Figure 1: Graphical summary about the mean performances of large language models with confidence intervals.
ChatGPTd: default ChatGPT; ChatGPT-gl: ChatGPT with embedded European Society of Cardiology guidelines; ChatGPTi: ChatGPT with internet-enabled search; LLM: large language model.
Models equipped with web search or guideline integration consistently outperformed those without, underscoring the value of external data access for accurate, actionable responses. Nonetheless, no model reached optimal scores, and additional prompting was often required to elicit a definitive recommendation, underlining current limitations in LLM autonomy and clinical reasoning. Inter-rater reliability scoring variability was also observed.
CONCLUSION
The implications of these findings are twofold. First, LLMs may represent a useful adjunct in the management of interventional cardiology cases, particularly when enhanced with guideline-based or real-time data access. Second, these tools remain currently immature for autonomous decision-making and require further development to ensure consistency, contextual awareness, and safety in patient care.
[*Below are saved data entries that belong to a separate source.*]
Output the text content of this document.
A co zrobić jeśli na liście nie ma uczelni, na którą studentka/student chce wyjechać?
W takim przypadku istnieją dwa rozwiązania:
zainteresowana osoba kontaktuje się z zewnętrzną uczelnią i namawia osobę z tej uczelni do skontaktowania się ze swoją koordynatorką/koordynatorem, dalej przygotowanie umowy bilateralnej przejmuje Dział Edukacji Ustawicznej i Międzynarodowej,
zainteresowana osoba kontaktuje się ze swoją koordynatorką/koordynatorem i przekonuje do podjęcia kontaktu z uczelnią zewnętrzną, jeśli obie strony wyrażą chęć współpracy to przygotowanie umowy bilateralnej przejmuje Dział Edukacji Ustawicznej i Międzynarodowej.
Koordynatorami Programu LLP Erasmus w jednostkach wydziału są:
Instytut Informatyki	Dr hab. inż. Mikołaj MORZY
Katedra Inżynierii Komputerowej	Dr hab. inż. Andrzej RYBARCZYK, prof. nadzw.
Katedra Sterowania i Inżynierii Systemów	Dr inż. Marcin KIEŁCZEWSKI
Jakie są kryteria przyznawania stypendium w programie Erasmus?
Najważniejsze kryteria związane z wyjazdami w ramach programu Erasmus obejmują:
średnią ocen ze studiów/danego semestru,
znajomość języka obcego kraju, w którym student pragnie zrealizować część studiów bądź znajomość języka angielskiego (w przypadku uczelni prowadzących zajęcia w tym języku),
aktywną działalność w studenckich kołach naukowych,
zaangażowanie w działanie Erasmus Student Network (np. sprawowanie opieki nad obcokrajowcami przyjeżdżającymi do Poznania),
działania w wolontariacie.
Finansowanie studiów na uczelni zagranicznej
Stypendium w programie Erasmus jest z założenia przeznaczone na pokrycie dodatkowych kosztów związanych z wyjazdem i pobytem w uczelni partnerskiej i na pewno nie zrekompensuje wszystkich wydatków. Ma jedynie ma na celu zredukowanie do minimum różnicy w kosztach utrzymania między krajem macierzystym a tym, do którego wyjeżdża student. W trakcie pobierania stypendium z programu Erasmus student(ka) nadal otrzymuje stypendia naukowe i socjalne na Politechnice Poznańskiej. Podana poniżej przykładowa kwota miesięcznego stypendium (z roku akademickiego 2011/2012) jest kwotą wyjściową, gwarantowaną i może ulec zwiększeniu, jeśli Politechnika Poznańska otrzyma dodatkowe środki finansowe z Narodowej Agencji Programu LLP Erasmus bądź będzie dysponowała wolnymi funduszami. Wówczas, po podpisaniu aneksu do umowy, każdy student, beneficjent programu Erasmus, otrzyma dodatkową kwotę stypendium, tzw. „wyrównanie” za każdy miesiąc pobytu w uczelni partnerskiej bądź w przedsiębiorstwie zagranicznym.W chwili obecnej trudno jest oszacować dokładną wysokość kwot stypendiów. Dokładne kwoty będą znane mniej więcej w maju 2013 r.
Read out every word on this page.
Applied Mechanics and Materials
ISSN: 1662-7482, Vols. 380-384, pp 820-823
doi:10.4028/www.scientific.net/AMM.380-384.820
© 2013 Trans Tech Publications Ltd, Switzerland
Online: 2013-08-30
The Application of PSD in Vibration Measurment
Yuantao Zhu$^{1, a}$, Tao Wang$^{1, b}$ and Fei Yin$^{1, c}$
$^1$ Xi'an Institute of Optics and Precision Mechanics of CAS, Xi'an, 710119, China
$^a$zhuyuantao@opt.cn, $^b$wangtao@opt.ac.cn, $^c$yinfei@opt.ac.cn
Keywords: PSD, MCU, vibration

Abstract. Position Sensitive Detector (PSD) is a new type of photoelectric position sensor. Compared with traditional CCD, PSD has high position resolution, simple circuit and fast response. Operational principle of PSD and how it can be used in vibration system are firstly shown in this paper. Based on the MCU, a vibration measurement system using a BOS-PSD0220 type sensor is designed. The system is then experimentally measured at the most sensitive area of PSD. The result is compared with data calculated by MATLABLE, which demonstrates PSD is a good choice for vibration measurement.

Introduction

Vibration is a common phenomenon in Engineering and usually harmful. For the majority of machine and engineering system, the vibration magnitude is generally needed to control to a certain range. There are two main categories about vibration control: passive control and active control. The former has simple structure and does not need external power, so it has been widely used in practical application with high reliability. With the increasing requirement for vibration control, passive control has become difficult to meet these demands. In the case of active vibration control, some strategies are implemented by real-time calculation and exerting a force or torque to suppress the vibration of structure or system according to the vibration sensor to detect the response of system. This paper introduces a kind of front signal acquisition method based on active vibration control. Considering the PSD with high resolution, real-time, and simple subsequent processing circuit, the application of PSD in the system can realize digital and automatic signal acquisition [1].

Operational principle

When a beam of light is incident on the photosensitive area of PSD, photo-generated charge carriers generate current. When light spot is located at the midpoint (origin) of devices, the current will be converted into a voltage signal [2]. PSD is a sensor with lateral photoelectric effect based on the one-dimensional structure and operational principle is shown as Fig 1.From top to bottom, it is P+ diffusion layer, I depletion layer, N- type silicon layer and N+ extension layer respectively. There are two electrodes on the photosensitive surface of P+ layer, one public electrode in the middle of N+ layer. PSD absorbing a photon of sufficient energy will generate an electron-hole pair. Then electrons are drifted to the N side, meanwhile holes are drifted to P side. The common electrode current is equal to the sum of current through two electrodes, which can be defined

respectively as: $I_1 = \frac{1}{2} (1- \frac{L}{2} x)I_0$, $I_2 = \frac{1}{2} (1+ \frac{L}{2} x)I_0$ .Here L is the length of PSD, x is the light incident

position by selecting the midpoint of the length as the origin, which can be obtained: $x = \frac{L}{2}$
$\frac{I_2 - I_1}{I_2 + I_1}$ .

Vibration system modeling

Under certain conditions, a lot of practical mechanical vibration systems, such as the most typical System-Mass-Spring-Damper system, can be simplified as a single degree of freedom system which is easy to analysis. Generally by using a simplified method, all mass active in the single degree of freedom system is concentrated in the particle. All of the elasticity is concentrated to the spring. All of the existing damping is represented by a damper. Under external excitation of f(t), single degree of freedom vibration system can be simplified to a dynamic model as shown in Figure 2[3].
Importantly, the ILLUMINATE study highlights the need for a regulatory oversight and physician involvement in AI deployment. While LLMs show promise as decision-support tools, their integration into clinical workflows must proceed cautiously. Future research should focus on improving interpretability, minimising hallucinations, and enabling dynamic updating with the latest evidence.
In conclusion, the ILLUMINATE study demonstrates that while LLMs can assist in complex interventional cardiology scenarios, their performance is highly variable and contingent on model configuration. The best-performing systems were those equipped with structured access to medical guidelines and web data. These results support the potential of LLMs as a valuable complement, and not as a replacement, to human expertise in high-stakes cardiovascular care.